O ministro da Saúde, Alexandre Padilha, participou nesta quarta-feira (17) da cerimônia promovida pela Fundação Nacional de Saúde (Funasa) que autorizou a instalação de 20,9 mil cisternas em 498 municípios brasileiros. O investimento é superior a R$ 250 milhões e a ação deve beneficiar mais de 20 mil famílias.
Durante o evento, também tomou posse o novo presidente da Funasa, Lenildo Morais. Segundo o ministério, as cisternas serão instaladas em municípios da Bahia, Ceará, Minas Gerais, Paraíba, Pernambuco, Piauí, Rio Grande do Norte e Sergipe.
A tecnologia social permite captar e armazenar água da chuva para consumo humano, com o objetivo de ampliar a segurança hídrica, reduzir a vulnerabilidade das famílias e melhorar as condições de saúde e qualidade de vida.
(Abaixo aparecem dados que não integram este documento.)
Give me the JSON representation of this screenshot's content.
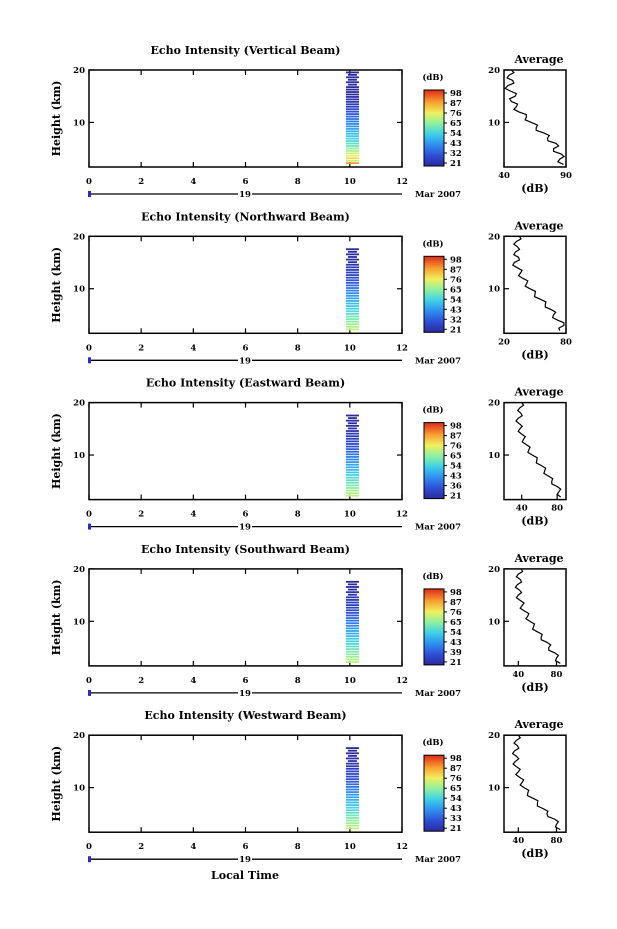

A iniciativa foi apresentada como uma das maiores ações recentes de promoção da segurança hídrica no Semiárido brasileiro.
Padilha afirmou que o acesso à água de qualidade é fundamental para a promoção da saúde, a prevenção de doenças e o enfrentamento dos impactos das mudanças climáticas. Ele disse ainda que a Funasa tem um papel histórico no combate às doenças relacionadas à falta de saneamento e que a medida integra o esforço do Ministério da Saúde para adaptar o SUS às mudanças climáticas.
A autorização das ordens de serviço marca o início da fase de implantação do programa. De acordo com a Funasa, a etapa é resultado de um processo iniciado em 2025, com seleção pública dos municípios aptos a receber as cisternas. No total, 498 municípios foram contemplados após a etapa de habilitação.
A definição dos beneficiários priorizou famílias em situação de maior vulnerabilidade social, especialmente aquelas chefiadas por mulheres, pessoas com deficiência, famílias inscritas no CadÚnico e comunidades quilombolas. Antes da autorização das obras, equipes técnicas da Funasa realizaram análises e vistorias para validar as propostas e os locais previstos para implantação das estruturas.
Com a implantação das 20.976 cisternas, o governo afirma que avança na promoção da saúde, da qualidade de vida e da dignidade de milhares de famílias do Semiárido, além de fortalecer as ações de saúde ambiental diante dos efeitos das mudanças climáticas.